As always, cut the stem end off the onion, leaving the root intact. The root will hold everything together and keep your onion pieces from skittering all over the cutting board. Turn the onion onto its now flat stem end and cut in half through the root, then peel. Cut each half into quarters, again from root to stem.
Working your way across the onion, make a series of vertical cuts, pulling the tip of the knife down through the onion from root to stem without cutting through the root.
It only takes four or five cuts.
Now comes the cool part.
Roll the onion over onto its other side. The vertical cuts you made before are now horizontal. Make the same series of vertical cuts on this side of the onion.
And when you cut across the onion it falls into a perfect dice. Neat, huh?

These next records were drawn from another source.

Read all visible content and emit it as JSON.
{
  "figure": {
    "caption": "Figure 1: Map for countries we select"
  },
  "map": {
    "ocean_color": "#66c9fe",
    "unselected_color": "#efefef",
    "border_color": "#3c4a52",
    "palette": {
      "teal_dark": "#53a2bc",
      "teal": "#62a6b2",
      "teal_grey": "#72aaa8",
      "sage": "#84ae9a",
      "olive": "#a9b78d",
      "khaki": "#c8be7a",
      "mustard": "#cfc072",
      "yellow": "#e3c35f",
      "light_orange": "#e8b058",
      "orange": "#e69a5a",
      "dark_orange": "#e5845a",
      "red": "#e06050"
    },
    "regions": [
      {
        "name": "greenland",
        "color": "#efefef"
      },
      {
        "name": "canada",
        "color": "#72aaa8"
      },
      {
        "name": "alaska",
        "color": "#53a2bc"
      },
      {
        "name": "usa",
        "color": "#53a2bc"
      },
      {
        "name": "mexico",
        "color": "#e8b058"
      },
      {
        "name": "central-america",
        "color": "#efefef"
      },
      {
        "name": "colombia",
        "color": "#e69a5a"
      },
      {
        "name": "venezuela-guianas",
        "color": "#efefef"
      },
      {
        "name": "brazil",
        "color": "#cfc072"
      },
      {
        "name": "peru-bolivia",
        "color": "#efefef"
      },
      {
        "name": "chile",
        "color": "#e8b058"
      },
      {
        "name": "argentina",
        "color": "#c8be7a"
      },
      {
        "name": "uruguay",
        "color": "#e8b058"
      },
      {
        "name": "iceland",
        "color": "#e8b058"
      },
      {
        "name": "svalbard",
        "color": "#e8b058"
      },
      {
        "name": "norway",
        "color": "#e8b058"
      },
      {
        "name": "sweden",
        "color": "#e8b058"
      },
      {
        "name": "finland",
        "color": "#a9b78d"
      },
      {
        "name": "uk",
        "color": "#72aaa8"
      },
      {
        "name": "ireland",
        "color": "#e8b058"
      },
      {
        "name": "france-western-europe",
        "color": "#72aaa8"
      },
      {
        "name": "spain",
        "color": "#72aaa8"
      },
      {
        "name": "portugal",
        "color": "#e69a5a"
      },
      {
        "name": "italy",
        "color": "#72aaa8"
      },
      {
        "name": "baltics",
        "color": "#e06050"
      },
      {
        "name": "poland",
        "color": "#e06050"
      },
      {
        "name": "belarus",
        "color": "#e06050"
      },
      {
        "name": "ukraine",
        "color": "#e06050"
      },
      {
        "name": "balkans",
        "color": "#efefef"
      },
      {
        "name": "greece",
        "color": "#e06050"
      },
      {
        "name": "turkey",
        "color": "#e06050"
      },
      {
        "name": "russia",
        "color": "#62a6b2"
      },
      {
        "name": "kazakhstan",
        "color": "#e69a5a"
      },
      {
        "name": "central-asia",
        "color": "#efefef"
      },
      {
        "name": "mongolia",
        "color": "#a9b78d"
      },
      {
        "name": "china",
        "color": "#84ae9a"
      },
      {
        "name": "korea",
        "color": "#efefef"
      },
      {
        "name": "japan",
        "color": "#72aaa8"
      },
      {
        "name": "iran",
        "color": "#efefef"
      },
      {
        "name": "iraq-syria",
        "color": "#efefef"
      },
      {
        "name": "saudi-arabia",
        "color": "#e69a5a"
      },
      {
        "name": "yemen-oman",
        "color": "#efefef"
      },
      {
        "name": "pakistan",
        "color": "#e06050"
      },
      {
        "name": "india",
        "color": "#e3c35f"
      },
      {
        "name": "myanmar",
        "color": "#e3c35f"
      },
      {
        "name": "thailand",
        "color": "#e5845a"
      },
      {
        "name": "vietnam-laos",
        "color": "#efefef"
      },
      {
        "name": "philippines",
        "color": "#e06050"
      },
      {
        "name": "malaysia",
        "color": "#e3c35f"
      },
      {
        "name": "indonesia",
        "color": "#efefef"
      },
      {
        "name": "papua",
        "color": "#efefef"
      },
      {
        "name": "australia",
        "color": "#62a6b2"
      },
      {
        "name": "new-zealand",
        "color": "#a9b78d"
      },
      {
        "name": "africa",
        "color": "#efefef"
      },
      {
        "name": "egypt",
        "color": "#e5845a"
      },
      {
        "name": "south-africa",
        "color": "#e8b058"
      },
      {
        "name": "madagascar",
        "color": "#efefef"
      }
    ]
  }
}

Seattle food writer Matthew Amster-Burton has posted a very kind review of An Edge in the Kitchen on his blog, Roots and Grubs. I like Matthew’s writing a lot. Definitely spend some time exploring his essays on food and fatherhood. Matthew’s shoestring fries were the inspiration for me to start experimenting with my own french fry style, which ended up in the Knife Skills Workout section of my book. Thanks, Matthew!